The warning comes even as the S&P 500 and Nasdaq continue hitting record highs, powered largely by enthusiasm around AI, semiconductor companies and data center spending. But beneath those headline gains, many well-known companies outside the AI trade have struggled badly.

Cramer pointed to companies like Abbott Laboratories and Danaher, which have fallen sharply this year after disappointing investors. Abbott is down 34% year-to-date after narrowly missing expectations, while Danaher has dropped 27% following what Cramer described as a “savage string of not-so-great quarters.” (1)

“This is Abbott Labs for heaven’s sake,” Cramer said. “A market that punishes Abbott Labs is a market that despises anything not connected to tech and the data center.”

Why Wall Street is becoming increasingly concentrated

Part of the concern is just how dependent the broader market has become on a relatively small group of AI-linked stocks. According to Reuters, semiconductor stocks alone have contributed roughly 70% of the S&P 500’s $5.1 trillion increase in market value this year. The Philadelphia Semiconductor Index has surged 64% since late March, far outpacing the broader market (2).
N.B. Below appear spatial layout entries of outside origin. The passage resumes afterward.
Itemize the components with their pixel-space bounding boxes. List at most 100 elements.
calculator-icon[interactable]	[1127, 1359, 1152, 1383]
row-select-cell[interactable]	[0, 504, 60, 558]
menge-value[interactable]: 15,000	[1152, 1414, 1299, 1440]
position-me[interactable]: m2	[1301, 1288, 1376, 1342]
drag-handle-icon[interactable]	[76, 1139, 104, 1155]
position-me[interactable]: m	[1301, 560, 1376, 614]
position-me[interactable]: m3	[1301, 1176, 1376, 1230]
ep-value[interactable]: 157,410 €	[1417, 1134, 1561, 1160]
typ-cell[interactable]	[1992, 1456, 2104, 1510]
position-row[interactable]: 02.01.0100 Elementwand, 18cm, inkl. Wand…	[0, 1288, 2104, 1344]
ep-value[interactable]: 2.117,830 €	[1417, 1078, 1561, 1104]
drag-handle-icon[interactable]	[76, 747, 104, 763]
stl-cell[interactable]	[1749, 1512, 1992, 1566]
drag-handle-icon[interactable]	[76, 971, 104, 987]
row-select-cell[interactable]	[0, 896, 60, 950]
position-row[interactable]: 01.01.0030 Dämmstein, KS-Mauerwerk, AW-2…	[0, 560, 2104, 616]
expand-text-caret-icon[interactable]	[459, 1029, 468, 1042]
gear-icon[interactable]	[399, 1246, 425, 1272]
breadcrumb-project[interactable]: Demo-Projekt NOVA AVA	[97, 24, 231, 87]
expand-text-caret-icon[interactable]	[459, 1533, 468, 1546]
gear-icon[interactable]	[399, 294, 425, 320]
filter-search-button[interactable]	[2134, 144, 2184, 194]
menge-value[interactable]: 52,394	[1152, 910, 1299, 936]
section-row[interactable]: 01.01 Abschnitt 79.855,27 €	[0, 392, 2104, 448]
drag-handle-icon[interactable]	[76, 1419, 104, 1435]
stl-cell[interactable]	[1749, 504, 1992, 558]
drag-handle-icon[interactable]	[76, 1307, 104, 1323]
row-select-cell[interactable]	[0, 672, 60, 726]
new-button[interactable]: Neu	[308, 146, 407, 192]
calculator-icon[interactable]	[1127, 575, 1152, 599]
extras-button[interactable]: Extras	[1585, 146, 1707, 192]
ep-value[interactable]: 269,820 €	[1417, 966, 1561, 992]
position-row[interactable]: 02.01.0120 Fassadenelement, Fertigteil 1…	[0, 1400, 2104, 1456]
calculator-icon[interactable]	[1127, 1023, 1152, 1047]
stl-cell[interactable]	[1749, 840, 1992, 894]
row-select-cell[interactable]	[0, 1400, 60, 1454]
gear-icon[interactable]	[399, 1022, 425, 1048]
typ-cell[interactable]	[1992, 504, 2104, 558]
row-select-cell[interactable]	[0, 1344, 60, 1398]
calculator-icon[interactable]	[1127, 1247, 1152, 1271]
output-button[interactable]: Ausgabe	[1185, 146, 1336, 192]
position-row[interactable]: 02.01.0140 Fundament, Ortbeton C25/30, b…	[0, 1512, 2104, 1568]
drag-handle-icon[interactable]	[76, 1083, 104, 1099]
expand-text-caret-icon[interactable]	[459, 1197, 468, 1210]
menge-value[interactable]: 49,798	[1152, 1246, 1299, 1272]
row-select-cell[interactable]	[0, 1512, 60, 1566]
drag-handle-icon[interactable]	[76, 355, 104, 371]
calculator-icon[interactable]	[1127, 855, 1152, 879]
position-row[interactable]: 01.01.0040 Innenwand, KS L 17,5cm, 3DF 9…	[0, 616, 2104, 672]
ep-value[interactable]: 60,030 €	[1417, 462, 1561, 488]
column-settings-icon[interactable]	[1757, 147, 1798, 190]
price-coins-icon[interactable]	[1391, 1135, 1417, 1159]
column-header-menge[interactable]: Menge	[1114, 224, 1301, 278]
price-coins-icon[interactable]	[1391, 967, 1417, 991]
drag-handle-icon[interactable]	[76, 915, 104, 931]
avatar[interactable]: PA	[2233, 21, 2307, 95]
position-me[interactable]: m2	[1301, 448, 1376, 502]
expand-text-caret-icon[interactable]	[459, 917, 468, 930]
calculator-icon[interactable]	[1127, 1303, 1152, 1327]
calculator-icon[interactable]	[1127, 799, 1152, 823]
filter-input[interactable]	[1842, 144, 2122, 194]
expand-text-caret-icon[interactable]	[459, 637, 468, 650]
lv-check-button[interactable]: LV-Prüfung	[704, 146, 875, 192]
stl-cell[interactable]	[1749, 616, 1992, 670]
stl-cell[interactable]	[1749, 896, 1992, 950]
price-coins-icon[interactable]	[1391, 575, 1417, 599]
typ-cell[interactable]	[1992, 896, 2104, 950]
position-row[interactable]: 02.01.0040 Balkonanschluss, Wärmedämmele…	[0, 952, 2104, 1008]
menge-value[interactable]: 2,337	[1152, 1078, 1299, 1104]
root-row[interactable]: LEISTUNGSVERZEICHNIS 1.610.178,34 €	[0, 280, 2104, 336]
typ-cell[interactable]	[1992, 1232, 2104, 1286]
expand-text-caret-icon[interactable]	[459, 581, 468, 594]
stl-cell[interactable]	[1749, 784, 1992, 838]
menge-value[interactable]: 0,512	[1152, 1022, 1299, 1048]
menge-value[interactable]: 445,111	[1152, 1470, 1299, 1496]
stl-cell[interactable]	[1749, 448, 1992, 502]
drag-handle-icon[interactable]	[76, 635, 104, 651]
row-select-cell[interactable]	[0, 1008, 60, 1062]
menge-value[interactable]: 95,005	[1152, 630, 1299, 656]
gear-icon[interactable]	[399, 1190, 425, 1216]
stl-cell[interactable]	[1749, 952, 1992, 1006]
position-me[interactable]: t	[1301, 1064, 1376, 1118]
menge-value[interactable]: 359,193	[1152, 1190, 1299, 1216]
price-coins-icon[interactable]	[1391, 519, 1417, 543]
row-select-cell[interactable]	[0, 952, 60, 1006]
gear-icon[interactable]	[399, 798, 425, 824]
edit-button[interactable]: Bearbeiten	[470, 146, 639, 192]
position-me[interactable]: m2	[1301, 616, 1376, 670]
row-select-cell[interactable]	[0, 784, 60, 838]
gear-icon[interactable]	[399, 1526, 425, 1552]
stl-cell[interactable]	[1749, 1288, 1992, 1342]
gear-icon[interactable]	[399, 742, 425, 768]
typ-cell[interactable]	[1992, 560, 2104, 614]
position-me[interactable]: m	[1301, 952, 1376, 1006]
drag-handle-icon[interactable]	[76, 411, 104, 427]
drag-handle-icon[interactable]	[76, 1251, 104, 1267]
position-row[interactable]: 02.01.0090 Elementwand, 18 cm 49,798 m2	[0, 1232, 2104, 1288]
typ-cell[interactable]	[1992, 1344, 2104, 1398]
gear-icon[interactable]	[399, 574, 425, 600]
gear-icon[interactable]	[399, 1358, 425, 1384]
Meanwhile, the so-called “Magnificent Seven” tech giants — Apple, Microsoft, Nvidia, Amazon, Alphabet, Meta and Tesla — now account for roughly one-third of the S&P 500’s total market value, according to The Motley Fool (3).

That kind of concentration can create a fragile market environment, where a small number of companies drive most index gains while the rest of the market lags behind. Reuters recently reported that investors have become increasingly quick to abandon companies viewed as vulnerable to AI disruption, particularly in software and health care (4).